Um, dois e três, “lá vai alho!” e, lá vai balanço, corre, corre, e… aii! Quatro, cinco e seis, “és pesado c’mó ca…!”
A classe toda ao mesmo tempo, como se de coro de igreja se tratasse; nove vezes um, nove, nove vezes dois, dezoito, nove vezes três, vinte sete… e por aí fora. Nunca gostei da tabuada dos nove nem das fotografias na parede atrás da professora.
Não sei como, mas um, eu sabia que era o Salazar, o outro, só mais tarde soube que era o Craveiro Lopes e já devia ser o Américo Tomás. Estava atrasado três ou quatro anos, porque o Américo Tomás ficou Presidente quando o Humberto Delgado ganhou em 1958, e, como tinha dito que demitia o Salazar, este antecipou-se, e pôs a PIDE a correr com ele. Naquele tempo, os presidentes, os ministros, os directores e o Salazar, faziam assim; quando “não iam à bola com alguém” punham a PIDE, que era uma polícia que não vestia farda para as pessoas não saberem quem eram, dizia eu, punham a PIDE atrás, apanhava a pessoa, prendia, batia e torturava e depois tinham uns tribunais a fingir, que se chamavam “plenários”, onde condenavam as pessoas a penas efectivas de prisão, para não andarem a gritar “Viva a liberdade!”, “Abaixo o fascismo!”, “Abaixo o Salazar!”, “Eleições livres!”, “Vivam os trabalhadores!” “Independência pás Colónias!” e muitas outras coisas que naquele tempo ninguém podia dizer porque o Salazar não queria.

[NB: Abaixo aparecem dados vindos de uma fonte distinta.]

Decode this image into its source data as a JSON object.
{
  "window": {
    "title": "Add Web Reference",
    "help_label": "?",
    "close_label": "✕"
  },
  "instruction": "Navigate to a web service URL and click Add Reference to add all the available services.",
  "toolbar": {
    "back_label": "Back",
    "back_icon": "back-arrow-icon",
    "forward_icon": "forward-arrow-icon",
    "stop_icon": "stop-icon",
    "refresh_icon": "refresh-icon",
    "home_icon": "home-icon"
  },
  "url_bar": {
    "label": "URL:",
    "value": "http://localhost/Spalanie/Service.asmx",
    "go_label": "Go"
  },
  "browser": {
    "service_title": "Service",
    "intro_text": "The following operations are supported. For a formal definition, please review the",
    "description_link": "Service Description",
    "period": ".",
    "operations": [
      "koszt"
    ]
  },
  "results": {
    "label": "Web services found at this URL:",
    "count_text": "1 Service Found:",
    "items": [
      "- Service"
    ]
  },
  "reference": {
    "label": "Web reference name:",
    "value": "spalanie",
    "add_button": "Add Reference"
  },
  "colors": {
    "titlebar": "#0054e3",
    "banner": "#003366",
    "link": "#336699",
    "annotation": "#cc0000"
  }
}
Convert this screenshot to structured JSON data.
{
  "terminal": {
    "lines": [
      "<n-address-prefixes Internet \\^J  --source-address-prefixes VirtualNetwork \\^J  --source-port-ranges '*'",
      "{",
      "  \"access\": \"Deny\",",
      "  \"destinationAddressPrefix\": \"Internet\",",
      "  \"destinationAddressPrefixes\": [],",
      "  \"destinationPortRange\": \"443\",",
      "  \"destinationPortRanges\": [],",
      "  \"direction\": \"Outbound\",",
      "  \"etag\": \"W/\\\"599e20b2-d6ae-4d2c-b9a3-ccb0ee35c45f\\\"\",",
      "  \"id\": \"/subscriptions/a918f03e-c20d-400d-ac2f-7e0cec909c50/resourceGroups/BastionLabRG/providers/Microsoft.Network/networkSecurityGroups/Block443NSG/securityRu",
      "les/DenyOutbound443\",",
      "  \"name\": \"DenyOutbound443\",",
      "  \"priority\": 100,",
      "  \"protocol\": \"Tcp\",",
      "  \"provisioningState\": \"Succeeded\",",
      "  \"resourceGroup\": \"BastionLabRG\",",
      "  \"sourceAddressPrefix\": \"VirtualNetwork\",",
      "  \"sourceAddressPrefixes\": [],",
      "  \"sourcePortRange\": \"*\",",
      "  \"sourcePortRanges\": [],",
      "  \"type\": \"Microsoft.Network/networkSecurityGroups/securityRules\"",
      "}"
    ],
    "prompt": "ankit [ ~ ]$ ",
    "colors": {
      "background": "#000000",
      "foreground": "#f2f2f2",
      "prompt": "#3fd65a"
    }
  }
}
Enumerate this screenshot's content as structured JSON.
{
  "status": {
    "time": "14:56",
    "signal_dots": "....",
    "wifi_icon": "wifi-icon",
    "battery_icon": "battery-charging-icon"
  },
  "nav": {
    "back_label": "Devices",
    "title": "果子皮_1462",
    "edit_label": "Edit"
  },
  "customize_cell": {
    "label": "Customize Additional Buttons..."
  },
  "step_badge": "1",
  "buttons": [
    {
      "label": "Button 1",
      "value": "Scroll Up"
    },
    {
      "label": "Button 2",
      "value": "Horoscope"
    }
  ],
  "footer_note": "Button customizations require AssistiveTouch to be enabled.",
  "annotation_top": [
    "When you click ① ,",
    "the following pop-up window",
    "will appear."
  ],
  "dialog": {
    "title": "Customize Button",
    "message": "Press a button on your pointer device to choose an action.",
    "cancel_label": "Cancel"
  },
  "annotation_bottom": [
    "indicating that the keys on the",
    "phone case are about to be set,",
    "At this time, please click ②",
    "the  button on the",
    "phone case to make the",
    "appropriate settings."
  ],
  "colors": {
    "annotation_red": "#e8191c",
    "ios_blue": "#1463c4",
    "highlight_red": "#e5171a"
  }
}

A minha professora não usava régua com buraquinhos. Dava reguadas com uma régua normal de madeira. Estava mesmo a dizer a verdade. Foi injusta comigo, mas eu não tive argumentos que a convencesse, e, não tive como escapar à régua que me aqueceu as palmas das duas mãos. Mas a Professora era boa Senhora.
Encosta só a pontinha da fralda da minha bata branca à bata aos quadradinhos azuis do “Julinho” – E o “Julinho” diz; “Está a fazer contacto, vai dar choque…” e eu esperava e nada…nem contacto, nem choque, tudo na mesma.
E as férias vieram e o Natal também veio, e depois o Ano Novo, e a guerra em Angola começou. Quando voltei à escola, já lá estava o Américo Tomás em vez do Craveiro Lopes. E a minha Mãe dizia mal da guerra. Oh Mãe, quando eu for pá tropa ainda há guerra? Não filho, ainda falta muito tempo.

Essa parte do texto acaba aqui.